A dual career path beckons
While a straightforward path into the business world for medical professionals with an MBA is often consulting, this was not an option for Suter. “I knew that consulting was not for me, but I still wanted to consider a career outside of clinical medicine,” she said. Once again, serendipity played a role in shaping Suter’s career path.
“I believe that my MBA helped me get the role”
“I successfully applied as an associate medical director at Molecular Partners, a clinical-stage biotech company. While I had no research or industry experience, I believe that my MBA helped me get the role,” she said.
“I started working at Molecular Partners on 1 March 2020 – two weeks before Switzerland went into lockdown. I experienced flexible working for the first time in my life, which was fantastic. However, the challenge of settling into a new role without knowing people and where everything was virtual was difficult.”
A dual career beckons
Within weeks of starting her new role and the COVID-19 pandemic escalating, Suter became increasingly aware of her former colleagues fighting a pandemic, while she was sitting at her desk. She started thinking about whether there was a way to combine both roles.
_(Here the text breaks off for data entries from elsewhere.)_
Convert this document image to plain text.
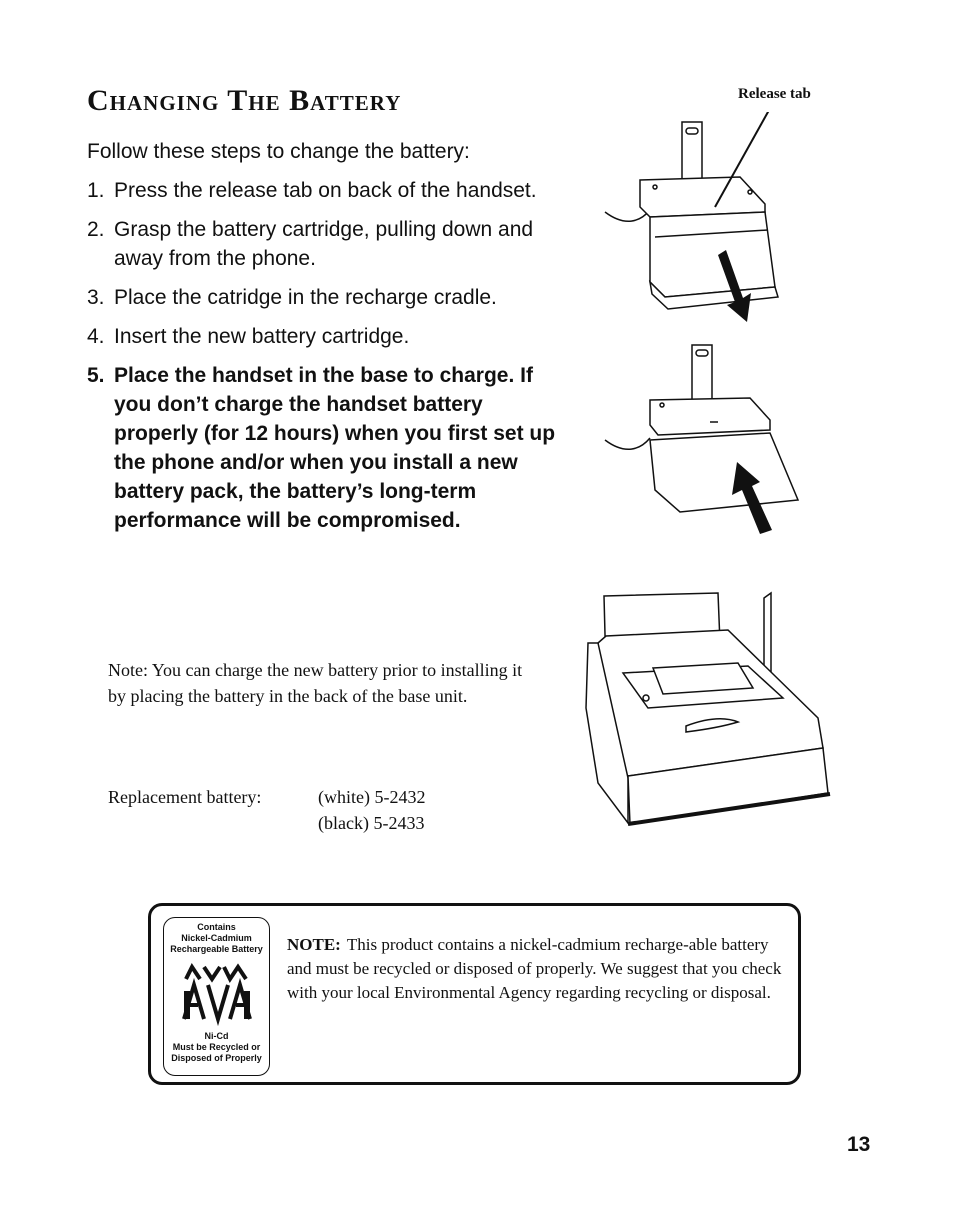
Changing The Battery

Follow these steps to change the battery:

1. Press the release tab on back of the handset.
2. Grasp the battery cartridge, pulling down and away from the phone.
3. Place the catridge in the recharge cradle.
4. Insert the new battery cartridge.
5. Place the handset in the base to charge. If you don’t charge the handset battery properly (for 12 hours) when you first set up the phone and/or when you install a new battery pack, the battery’s long-term performance will be compromised.

Note: You can charge the new battery prior to installing it by placing the battery in the back of the base unit.

Replacement battery:	(white) 5-2432
(black) 5-2433
Release tab
Contains
Nickel-Cadmium
Rechargeable Battery
Ni-Cd
Must be Recycled or
Disposed of Properly

NOTE: This product contains a nickel-cadmium recharge-able battery and must be recycled or disposed of properly. We suggest that you check with your local Environmental Agency regarding recycling or disposal.

13
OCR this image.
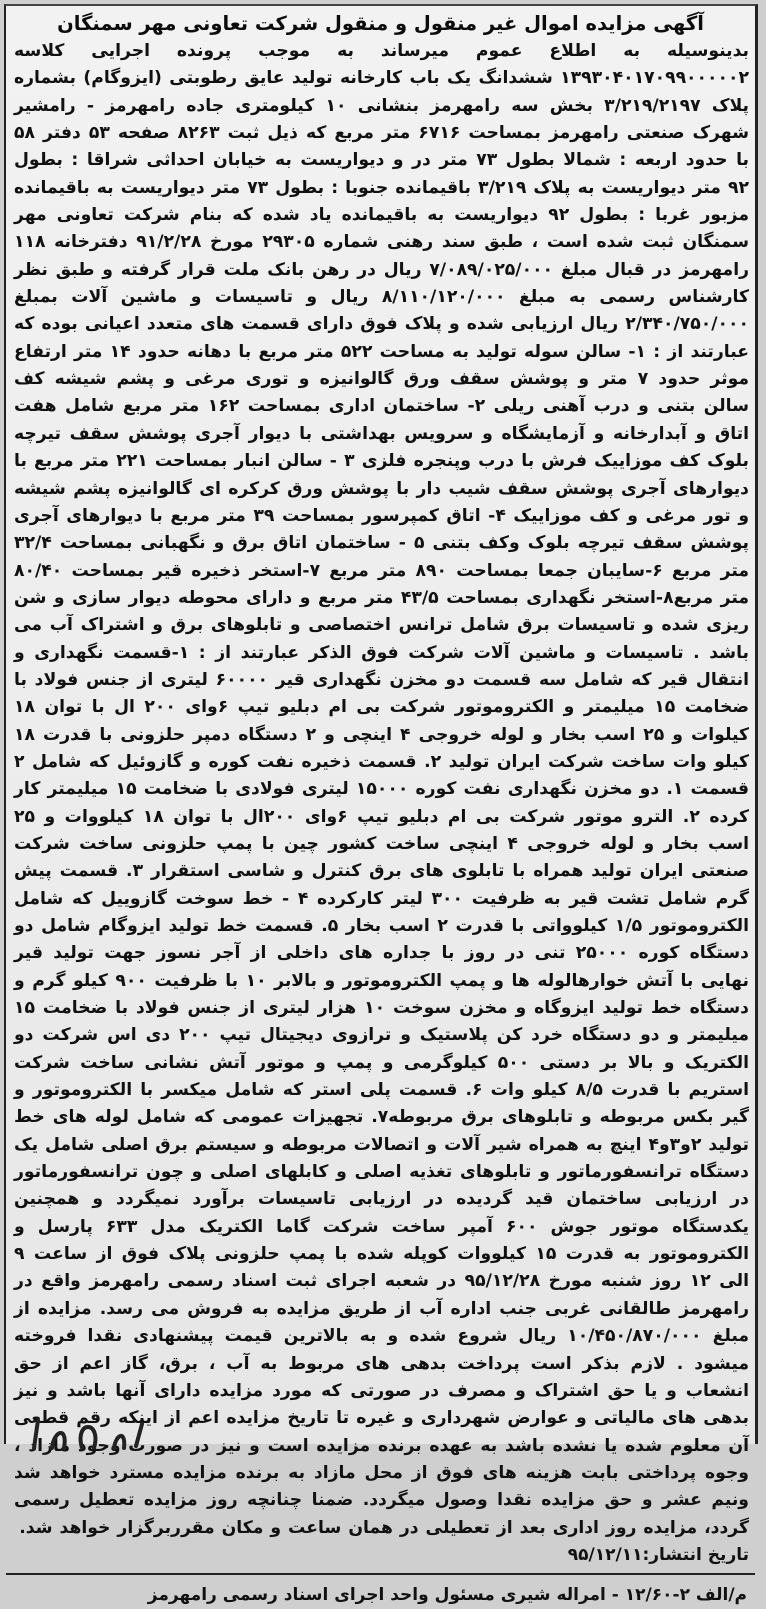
آگهی مزایده اموال غیر منقول و منقول شرکت تعاونی مهر سمنگان
بدینوسیله به اطلاع عموم میرساند به موجب پرونده اجرایی کلاسه ۱۳۹۳۰۴۰۱۷۰۹۹۰۰۰۰۰۲ ششدانگ یک باب کارخانه تولید عایق رطوبتی (ایزوگام) بشماره پلاک ۳/۲۱۹/۲۱۹۷ بخش سه رامهرمز بنشانی ۱۰ کیلومتری جاده رامهرمز - رامشیر شهرک صنعتی رامهرمز بمساحت ۶۷۱۶ متر مربع که ذیل ثبت ۸۲۶۳ صفحه ۵۳ دفتر ۵۸ با حدود اربعه : شمالا بطول ۷۳ متر در و دیواریست به خیابان احداثی شراقا : بطول ۹۲ متر دیواریست به پلاک ۳/۲۱۹ باقیمانده جنوبا : بطول ۷۳ متر دیواریست به باقیمانده مزبور غربا : بطول ۹۲ دیواریست به باقیمانده یاد شده که بنام شرکت تعاونی مهر سمنگان ثبت شده است ، طبق سند رهنی شماره ۲۹۳۰۵ مورخ ۹۱/۲/۲۸ دفترخانه ۱۱۸ رامهرمز در قبال مبلغ ۷/۰۸۹/۰۲۵/۰۰۰ ریال در رهن بانک ملت قرار گرفته و طبق نظر کارشناس رسمی به مبلغ ۸/۱۱۰/۱۲۰/۰۰۰ ریال و تاسیسات و ماشین آلات بمبلغ ۲/۳۴۰/۷۵۰/۰۰۰ ریال ارزیابی شده و پلاک فوق دارای قسمت های متعدد اعیانی بوده که عبارتند از : ۱- سالن سوله تولید به مساحت ۵۲۲ متر مربع با دهانه حدود ۱۴ متر ارتفاع موثر حدود ۷ متر و پوشش سقف ورق گالوانیزه و توری مرغی و پشم شیشه کف سالن بتنی و درب آهنی ریلی ۲- ساختمان اداری بمساحت ۱۶۲ متر مربع شامل هفت اتاق و آبدارخانه و آزمایشگاه و سرویس بهداشتی با دیوار آجری پوشش سقف تیرچه بلوک کف موزاییک فرش با درب وپنجره فلزی ۳ - سالن انبار بمساحت ۲۲۱ متر مربع با دیوارهای آجری پوشش سقف شیب دار با پوشش ورق کرکره ای گالوانیزه پشم شیشه و تور مرغی و کف موزاییک ۴- اتاق کمپرسور بمساحت ۳۹ متر مربع با دیوارهای آجری پوشش سقف تیرچه بلوک وکف بتنی ۵ - ساختمان اتاق برق و نگهبانی بمساحت ۳۲/۴ متر مربع ۶-سایبان جمعا بمساحت ۸۹۰ متر مربع ۷-استخر ذخیره قیر بمساحت ۸۰/۴۰ متر مربع۸-استخر نگهداری بمساحت ۴۳/۵ متر مربع و دارای محوطه دیوار سازی و شن ریزی شده و تاسیسات برق شامل ترانس اختصاصی و تابلوهای برق و اشتراک آب می باشد . تاسیسات و ماشین آلات شرکت فوق الذکر عبارتند از : ۱-قسمت نگهداری و انتقال قیر که شامل سه قسمت دو مخزن نگهداری قیر ۶۰۰۰۰ لیتری از جنس فولاد با ضخامت ۱۵ میلیمتر و الکتروموتور شرکت بی ام دبلیو تیپ ۶وای ۲۰۰ ال با توان ۱۸ کیلوات و ۲۵ اسب بخار و لوله خروجی ۴ اینچی و ۲ دستگاه دمپر حلزونی با قدرت ۱۸ کیلو وات ساخت شرکت ایران تولید ۲. قسمت ذخیره نفت کوره و گازوئیل که شامل ۲ قسمت ۱. دو مخزن نگهداری نفت کوره ۱۵۰۰۰ لیتری فولادی با ضخامت ۱۵ میلیمتر کار کرده ۲. الترو موتور شرکت بی ام دبلیو تیپ ۶وای ۲۰۰ال با توان ۱۸ کیلووات و ۲۵ اسب بخار و لوله خروجی ۴ اینچی ساخت کشور چین با پمپ حلزونی ساخت شرکت صنعتی ایران تولید همراه با تابلوی های برق کنترل و شاسی استقرار ۳. قسمت پیش گرم شامل تشت قیر به ظرفیت ۳۰۰ لیتر کارکرده ۴ - خط سوخت گازوییل که شامل الکتروموتور ۱/۵ کیلوواتی با قدرت ۲ اسب بخار ۵. قسمت خط تولید ایزوگام شامل دو دستگاه کوره ۲۵۰۰۰ تنی در روز با جداره های داخلی از آجر نسوز جهت تولید قیر نهایی با آتش خوارهالوله ها و پمپ الکتروموتور و بالابر ۱۰ با ظرفیت ۹۰۰ کیلو گرم و دستگاه خط تولید ایزوگاه و مخزن سوخت ۱۰ هزار لیتری از جنس فولاد با ضخامت ۱۵ میلیمتر و دو دستگاه خرد کن پلاستیک و ترازوی دیجیتال تیپ ۲۰۰ دی اس شرکت دو الکتریک و بالا بر دستی ۵۰۰ کیلوگرمی و پمپ و موتور آتش نشانی ساخت شرکت استریم با قدرت ۸/۵ کیلو وات ۶. قسمت پلی استر که شامل میکسر با الکتروموتور و گیر بکس مربوطه و تابلوهای برق مربوطه۷. تجهیزات عمومی که شامل لوله های خط تولید ۲و۳و۴ اینچ به همراه شیر آلات و اتصالات مربوطه و سیستم برق اصلی شامل یک دستگاه ترانسفورماتور و تابلوهای تغذیه اصلی و کابلهای اصلی و چون ترانسفورماتور در ارزیابی ساختمان قید گردیده در ارزیابی تاسیسات برآورد نمیگردد و همچنین یکدستگاه موتور جوش ۶۰۰ آمپر ساخت شرکت گاما الکتریک مدل ۶۳۳ پارسل و الکتروموتور به قدرت ۱۵ کیلووات کوپله شده با پمپ حلزونی پلاک فوق از ساعت ۹ الی ۱۲ روز شنبه مورخ ۹۵/۱۲/۲۸ در شعبه اجرای ثبت اسناد رسمی رامهرمز واقع در رامهرمز طالقانی غربی جنب اداره آب از طریق مزایده به فروش می رسد. مزایده از مبلغ ۱۰/۴۵۰/۸۷۰/۰۰۰ ریال شروع شده و به بالاترین قیمت پیشنهادی نقدا فروخته میشود . لازم بذکر است پرداخت بدهی های مربوط به آب ، برق، گاز اعم از حق انشعاب و یا حق اشتراک و مصرف در صورتی که مورد مزایده دارای آنها باشد و نیز بدهی های مالیاتی و عوارض شهرداری و غیره تا تاریخ مزایده اعم از اینکه رقم قطعی آن معلوم شده یا نشده باشد به عهده برنده مزایده است و نیز در صورت وجود مازاد ، وجوه پرداختی بابت هزینه های فوق از محل مازاد به برنده مزایده مسترد خواهد شد ونیم عشر و حق مزایده نقدا وصول میگردد. ضمنا چنانچه روز مزایده تعطیل رسمی گردد، مزایده روز اداری بعد از تعطیلی در همان ساعت و مکان مقرربرگزار خواهد شد.
تاریخ انتشار:۹۵/۱۲/۱۱
م/الف ۲-۱۲/۶۰ - امراله شیری مسئول واحد اجرای اسناد رسمی رامهرمز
Her request to reduce her hours at the company to 80% was fortunately met, as was her request to return to the hospital one day a week.
“For two years, I did this double role,” she recalled. “It was incredibly challenging, and it only worked because my bosses and colleagues were supportive of my dual role. Virtual meetings gave me a lot of flexibility, the topics were often overlapping, and I was willing to put in the extra hours.”
In her third year at Molecular Partners, Suter had her first child and once again knew she needed to make a decision about her career. “I knew that my double role had a shelf time because while I was able to keep up with the work and I didn’t feel that I was able to develop at the level that I wanted to. It was a difficult decision to leave Molecular Partners, especially because of my colleagues in research and development from whom I learned a great deal,” she said.
“I am the type of person who wants to deliver, so starting at the bottom was difficult. However, mine was a journey of perseverance, I immersed myself in my MBA and succeeded.”
Suter believes that while the dual career had been difficult to navigate, it had given her the opportunity to look at problems from both angles – industry and clinical – and further develop in dual roles. Living in both worlds for three years gave her time to reflect on where her passion lies, which is clinical medicine, and that she is happiest working with patients.
Suter has since returned to the university hospital full-time. She is now focused on developing a specialized outpatient clinic for pregnant women with hematological problems, a project that she conceptualized and where the knowledge and tools she had gained in her MBA came in very handy.
“The experiences I gained during the MBA were key to fostering new ideas and presenting them to my boss,” she said. “Stepping out of the medical world really helps you understand how you can solve problems and consider things from a different angle.”